A consolidação do vídeo sob demanda por assinatura (SVOD, na sigla em inglês) fez muita gente questionar o futuro da publicidade. Houve até quem creditasse o sucesso dos planos pagos de Netflix e companhia a uma suposta rejeição do público aos comerciais que sustentam a televisão. Entretanto, dados da Kantar mostram um cenário diferente.
No segundo trimestre do ano passado, mais da metade (52%) dos estadunidenses disse não se importar de ver anúncios se isso tornar mais barata a assinatura de video on demand. A mesma afirmação também teve força no Reino Unido (44%) e na Alemanha (39%). Ressalte-se que esses três países já são extremamente bombardeados por comerciais e, mesmo assim, suas audiências não dão qualquer sinal de exaustão.
Números assim fazem o mercado publicitário dedicar cada vez mais atenção (e dinheiro) ao vídeo sob demanda. Quase 90% dos anunciantes consideraria investir em um player de SVOD. Além disso, 62% dos profissionais de marketing preveem mudar o orçamento de streaming de vídeo neste ano. Esse percentual é de 53% no caso de streaming na TV.
Vale lembrar que a maior plataforma de vídeos on-line do mundo é o YouTube, cuja receita é quase que inteiramente composta pela venda de anúncios. No último trimestre de 2022, o serviço do Google teve um faturamento global com publicidade que ultrapassou a marca de sete bilhões de dólares.

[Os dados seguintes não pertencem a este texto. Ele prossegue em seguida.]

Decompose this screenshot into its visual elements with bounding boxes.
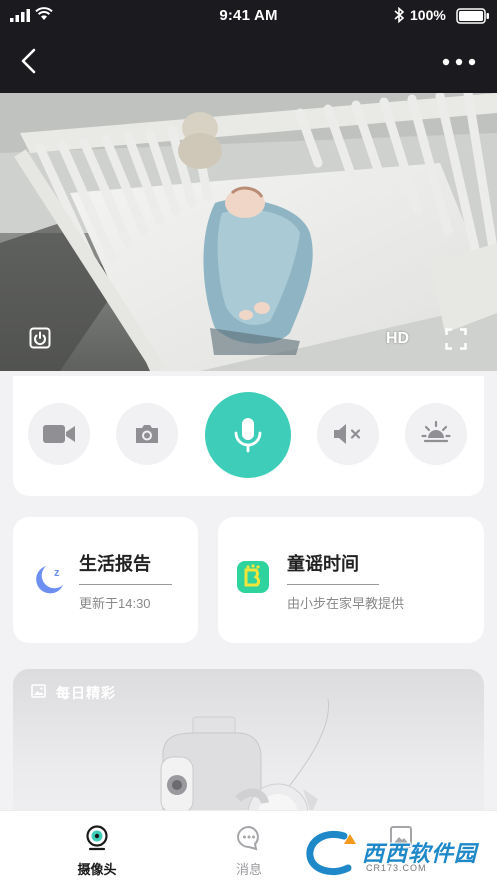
nursery-rhymes-title: 童谣时间: [287, 554, 359, 574]
divider: [79, 584, 172, 585]
record-button[interactable]: [28, 403, 90, 465]
tab-messages-label: 消息: [235, 862, 262, 877]
live-video[interactable]: HD: [0, 93, 497, 371]
tab-camera-label: 摄像头: [77, 862, 117, 877]
controls-panel: [13, 376, 484, 496]
watermark-logo-icon: [306, 831, 356, 875]
hd-quality-button[interactable]: HD: [386, 330, 409, 348]
life-report-card[interactable]: z 生活报告 更新于14:30: [13, 517, 198, 643]
daily-highlights-title: 每日精彩: [56, 685, 116, 701]
tab-camera[interactable]: 摄像头: [37, 811, 157, 883]
message-icon: [237, 825, 259, 851]
snapshot-button[interactable]: [116, 403, 178, 465]
microphone-icon: [234, 418, 262, 453]
tab-messages[interactable]: 消息: [189, 811, 309, 883]
battery-percent: 100%: [410, 7, 446, 23]
life-report-title: 生活报告: [79, 554, 151, 574]
speaker-mute-icon: [334, 424, 361, 444]
nursery-rhymes-card[interactable]: 童谣时间 由小步在家早教提供: [218, 517, 484, 643]
video-record-icon: [43, 425, 75, 443]
sleep-moon-icon: z: [36, 566, 63, 594]
night-light-button[interactable]: [405, 403, 467, 465]
brightness-icon: [421, 420, 451, 443]
bluetooth-icon: [394, 7, 405, 23]
nav-bar: [0, 38, 497, 86]
svg-text:z: z: [54, 567, 60, 579]
nursery-app-icon: [237, 561, 269, 593]
life-report-subtitle: 更新于14:30: [79, 596, 151, 611]
power-icon[interactable]: [29, 327, 51, 349]
baby-crib-image: [0, 93, 497, 371]
battery-icon: [456, 8, 489, 24]
back-icon[interactable]: [18, 48, 42, 74]
watermark: 西西软件园 CR173.COM: [300, 826, 490, 878]
camera-tab-icon: [86, 825, 108, 851]
more-icon[interactable]: [441, 58, 477, 66]
image-icon: [31, 684, 46, 698]
fullscreen-icon[interactable]: [445, 328, 467, 350]
watermark-url: CR173.COM: [366, 863, 427, 873]
status-bar: 9:41 AM 100%: [0, 0, 497, 32]
camera-snapshot-icon: [136, 425, 158, 443]
talk-button[interactable]: [205, 392, 291, 478]
mute-button[interactable]: [317, 403, 379, 465]
nursery-rhymes-subtitle: 由小步在家早教提供: [287, 596, 405, 611]
divider: [287, 584, 379, 585]
top-bar: 9:41 AM 100%: [0, 0, 497, 93]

É evidente, portanto, que existe uma forte aliança entre patrocinadores e telespectadores. Os primeiros desejam aparecer mais, enquanto os segundos aceitam ceder seu tempo aos comerciais, desde que recebam certas contrapartidas, como desconto nas mensalidades, por exemplo.
Disney+ e Netflix são dois exemplos de gigantes globais que já aderiram aos anúncios, sem falar dos serviços FAST (free ad-supported streaming television) que ganham cada vez mais espaço, com destaque para a Pluto TV. A plataforma da Paramount conquistou 6,5 milhões de novos usuários ativos mensais apenas no quarto trimestre do ano passado. No Brasil, a Globo lançou recentemente dois canais FAST para o Samsung TV Plus.
E por falar em Globo, o Globoplay merece uma menção honrosa quando se trata da relação entre streaming e publicidade. O VOD da família Marinho oferece incontáveis formatos de assinatura e anúncios, combinando video on demand, TV aberta, TV paga etc. Tamanha variedade ajuda a explicar o porquê desse player 100% nacional conseguir manter uma participação tão relevante no mercado mesmo sem dispor dos bilhões de dólares que seus concorrentes diretos possuem.
O panorama descrito nas linhas acima deixa algumas lições:
- os anúncios chegaram no streaming para ficar;
- a publicidade amplia e diversifica as fontes de receita das plataformas, que já não angariam assinantes com a mesma intensidade de antigamente;
- os modelos de remuneração, assim como as formas de se consumir conteúdo, não morrem, mas se adaptam e se acumulam;
- as agências e os anunciantes querem investir cada vez mais em todas as formas de vídeos on-line; e
- o público não rejeita comerciais e tem consciência dos benefícios que eles trazem, inclusive no que se refere à oferta de mensalidades mais baratas.
Uma das maiores transformações provocadas pela publicidade no video on demand envolve a criação de dois segmentos de telespectadores:
- (a) aqueles com menos renda disponível e que verão mais comerciais e
- (b) aqueles com mais renda disponível e mais difíceis de serem alcançados pelos anúncios.
Ou seja: o streaming ficará cada vez mais parecido com a TV tradicional e sua histórica divisão entre serviços abertos e pagos. E isso é bom, pois o vídeo on-line não se restringirá às elites e se consolidará como um meio democrático para consumo e difusão de conteúdo. Tal cenário terá reflexos positivos para todos aqueles que investem e trabalham no setor audiovisual, que continuará sendo demandado por novas e maiores produções.